In [None]:
!pip install -U transformers
!pip install geopy
!pip install fugashi[unidic-lite]
!pip install ipadic
!pip install soyclustering

In [None]:
import os
import torch
import pandas as pd
import numpy as np
import math
from geopy.distance import geodesic
from google.colab import drive
from transformers import AutoModel, AutoTokenizer, Trainer, TrainingArguments, BertTokenizerFast, PreTrainedTokenizerFast, EncoderDecoderModel
from scipy.sparse import csr_matrix

In [None]:
drive.mount('/content/drive')

In [None]:
airbnb_data = pd.read_csv('/content/drive/MyDrive/Colab Notebooks/airbnb_data_sample.csv')
oshima_data = pd.read_csv('/content/drive/MyDrive/Colab Notebooks/oshimaland_dataset_final.csv')
open_data = pd.read_csv('/content/drive/MyDrive/Colab Notebooks/open_data_sample.csv')

In [None]:
device = 'cuda' if torch.cuda.is_available() else 'cpu'

----

### 일본어 -> 한국어 번역

In [None]:
def translate(text_src):
    embeddings = src_tokenizer(text_src, return_attention_mask=False, return_token_type_ids=False, return_tensors='pt')
    embeddings = {k: v for k, v in embeddings.items()}
    output = model.generate(**embeddings)[0, 1:-1]
    text_trg = trg_tokenizer.decode(output.cpu())
    return text_trg

In [None]:
encoder_model_name = "cl-tohoku/bert-base-japanese-v2"
decoder_model_name = "skt/kogpt2-base-v2"

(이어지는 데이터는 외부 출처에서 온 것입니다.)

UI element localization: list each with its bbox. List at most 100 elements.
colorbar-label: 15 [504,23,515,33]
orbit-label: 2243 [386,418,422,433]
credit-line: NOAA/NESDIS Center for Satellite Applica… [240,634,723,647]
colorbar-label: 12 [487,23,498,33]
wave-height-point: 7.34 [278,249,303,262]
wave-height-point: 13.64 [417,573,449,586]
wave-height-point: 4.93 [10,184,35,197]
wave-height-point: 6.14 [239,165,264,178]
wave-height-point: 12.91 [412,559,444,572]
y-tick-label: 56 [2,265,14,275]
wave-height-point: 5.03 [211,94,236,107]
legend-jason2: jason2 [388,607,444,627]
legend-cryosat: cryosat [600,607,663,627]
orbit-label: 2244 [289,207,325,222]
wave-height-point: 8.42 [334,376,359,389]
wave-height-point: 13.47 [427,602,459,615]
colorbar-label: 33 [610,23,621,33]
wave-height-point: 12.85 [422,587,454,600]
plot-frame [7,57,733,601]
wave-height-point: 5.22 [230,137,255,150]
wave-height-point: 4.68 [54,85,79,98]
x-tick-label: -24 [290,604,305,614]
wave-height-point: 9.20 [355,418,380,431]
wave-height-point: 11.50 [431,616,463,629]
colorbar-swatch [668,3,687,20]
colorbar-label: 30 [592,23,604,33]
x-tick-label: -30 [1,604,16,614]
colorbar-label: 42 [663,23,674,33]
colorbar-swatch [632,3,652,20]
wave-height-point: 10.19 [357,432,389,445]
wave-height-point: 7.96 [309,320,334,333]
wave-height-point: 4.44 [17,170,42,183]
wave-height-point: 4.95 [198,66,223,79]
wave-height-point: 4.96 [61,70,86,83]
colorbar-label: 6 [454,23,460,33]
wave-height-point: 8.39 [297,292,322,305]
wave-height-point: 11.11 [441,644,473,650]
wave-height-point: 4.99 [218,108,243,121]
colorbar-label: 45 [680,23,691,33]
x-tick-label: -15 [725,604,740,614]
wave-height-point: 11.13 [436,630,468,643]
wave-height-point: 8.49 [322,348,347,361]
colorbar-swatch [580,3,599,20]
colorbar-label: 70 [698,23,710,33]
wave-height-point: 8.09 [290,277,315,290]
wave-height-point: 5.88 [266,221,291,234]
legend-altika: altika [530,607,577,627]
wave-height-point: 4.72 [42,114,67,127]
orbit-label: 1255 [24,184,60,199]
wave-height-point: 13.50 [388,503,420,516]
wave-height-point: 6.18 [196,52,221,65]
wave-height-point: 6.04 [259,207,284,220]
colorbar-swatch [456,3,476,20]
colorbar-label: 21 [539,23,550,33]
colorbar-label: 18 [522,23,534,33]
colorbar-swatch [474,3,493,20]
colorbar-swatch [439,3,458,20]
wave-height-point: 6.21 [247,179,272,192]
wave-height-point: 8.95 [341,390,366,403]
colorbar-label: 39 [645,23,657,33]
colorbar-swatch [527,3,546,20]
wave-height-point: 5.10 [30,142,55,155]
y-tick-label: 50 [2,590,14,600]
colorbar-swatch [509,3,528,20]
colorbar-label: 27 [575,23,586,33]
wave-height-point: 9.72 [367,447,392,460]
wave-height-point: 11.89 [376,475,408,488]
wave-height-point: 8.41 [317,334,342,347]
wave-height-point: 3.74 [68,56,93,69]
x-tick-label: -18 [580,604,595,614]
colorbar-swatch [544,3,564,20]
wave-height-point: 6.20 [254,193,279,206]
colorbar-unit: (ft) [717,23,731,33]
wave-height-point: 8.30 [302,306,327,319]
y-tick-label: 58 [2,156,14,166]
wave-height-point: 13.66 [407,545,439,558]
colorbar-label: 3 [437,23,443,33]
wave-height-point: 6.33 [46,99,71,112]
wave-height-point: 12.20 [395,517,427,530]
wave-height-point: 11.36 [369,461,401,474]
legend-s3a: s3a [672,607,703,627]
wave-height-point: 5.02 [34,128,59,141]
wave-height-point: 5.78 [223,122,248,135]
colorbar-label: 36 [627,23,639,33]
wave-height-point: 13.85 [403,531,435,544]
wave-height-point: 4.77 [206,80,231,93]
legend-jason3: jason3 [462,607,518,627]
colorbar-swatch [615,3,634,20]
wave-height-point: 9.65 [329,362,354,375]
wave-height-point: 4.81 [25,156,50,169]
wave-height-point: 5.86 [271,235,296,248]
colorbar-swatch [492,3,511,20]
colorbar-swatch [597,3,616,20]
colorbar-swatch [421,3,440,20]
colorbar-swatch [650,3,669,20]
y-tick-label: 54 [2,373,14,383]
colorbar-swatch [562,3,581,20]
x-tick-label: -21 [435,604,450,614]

src_tokenizer = BertTokenizerFast.from_pretrained(encoder_model_name)
trg_tokenizer = PreTrainedTokenizerFast.from_pretrained(decoder_model_name)
model = EncoderDecoderModel.from_pretrained("figuringoutmine/translator-for-travel-jp-to-kr").to(device)

In [None]:
translated = list()
with torch.no_grad():
    for info in oshima_data['info'].values:
        encoded = src_tokenizer(info, return_attention_mask=False, return_token_type_ids=False, return_tensors='pt')
        encoded = {k:v.to(device) for k, v in encoded.items()}
        output = model.generate(**encoded)[0, 1:-1]
        translated.append(trg_tokenizer.decode(output.cpu()))

In [None]:
oshima_data['translated'] = translated

### Bert Embedding Base Clustering

In [None]:
from soyclustering import SphericalKMeans

In [None]:
model = AutoModel.from_pretrained('cl-tohoku/bert-base-japanese')
tokenizer = AutoTokenizer.from_pretrained('cl-tohoku/bert-base-japanese')

In [None]:
embeddings = list()
with torch.no_grad():
    for info in oshima_data['info'].values:
        encoded = tokenizer(info, return_tensors='pt')
        output = model(**encoded)
        embedding = output.pooler_output[0].detach().cpu().numpy().tolist()
        embeddings.append(embedding)
embeddings = csr_matrix(embeddings)

In [None]:
spherical_kmeans = SphericalKMeans(
    n_clusters=5,    #  5개의 군집으로 군집화
    max_iter=100,    # 최대 Iteration 수
    verbose=1,
    init='similar_cut'
)

In [None]:
labels = spherical_kmeans.fit_predict(embeddings)

In [None]:
oshima_kmeans = oshima_data.copy()
oshima_kmeans['labels'] = labels

In [None]:
oshima_kmeans[oshima_kmeans['labels']==0].sample(10)    # 투신자살..?

In [None]:
oshima_kmeans[oshima_kmeans['labels']==1].sample(10)    # 자살

In [None]:
oshima_kmeans[oshima_kmeans['labels']==2].sample(10)    # 사고사 / 고독사

In [None]:
oshima_kmeans[oshima_kmeans['labels']==3].sample(10)    # 화재 / 투신 자살

In [None]:
oshima_kmeans[oshima_kmeans['labels']==4].sample(10)    # 칼...?

----

### 각 숙소별 반경 nKm 내 사고 발생 건수

In [None]:
def get_distances(locs_1, locs_2):
    n_rows_1 = locs_1.shape[0]
    n_rows_2 = locs_2.shape[0]
    dists = np.empty((n_rows_1, n_rows_2))
    # The loops here are inefficient
    for i in range(n_rows_1):
        for j in range(n_rows_2):
            dists[i, j] = geodesic(locs_1[i], locs_2[j]).km
    return dists

In [None]:
oshima_with_location = pd.read_csv(os.path.join(data_path, 'oshima_data_sample.csv'))

In [None]:
crime_locations = oshima_with_location[['latitude', 'longitude']].values

In [None]:
# 에어비앤비 데이터 사용하여 사고 건수 계산
airbnb_locations = airbnb_data[['latitude', 'longitude']].values

In [None]:
distance_matrix = get_distances(airbnb_locations, crime_locations)

In [None]:
n_km = 3    # 3km 이내 범죄 발생 건수

In [None]:
n_crimes = np.sum((distance_matrix < n_km), axis=1)

In [None]:
airbnb_data['n_crimes'] = n_crimes

In [None]:
airbnb_data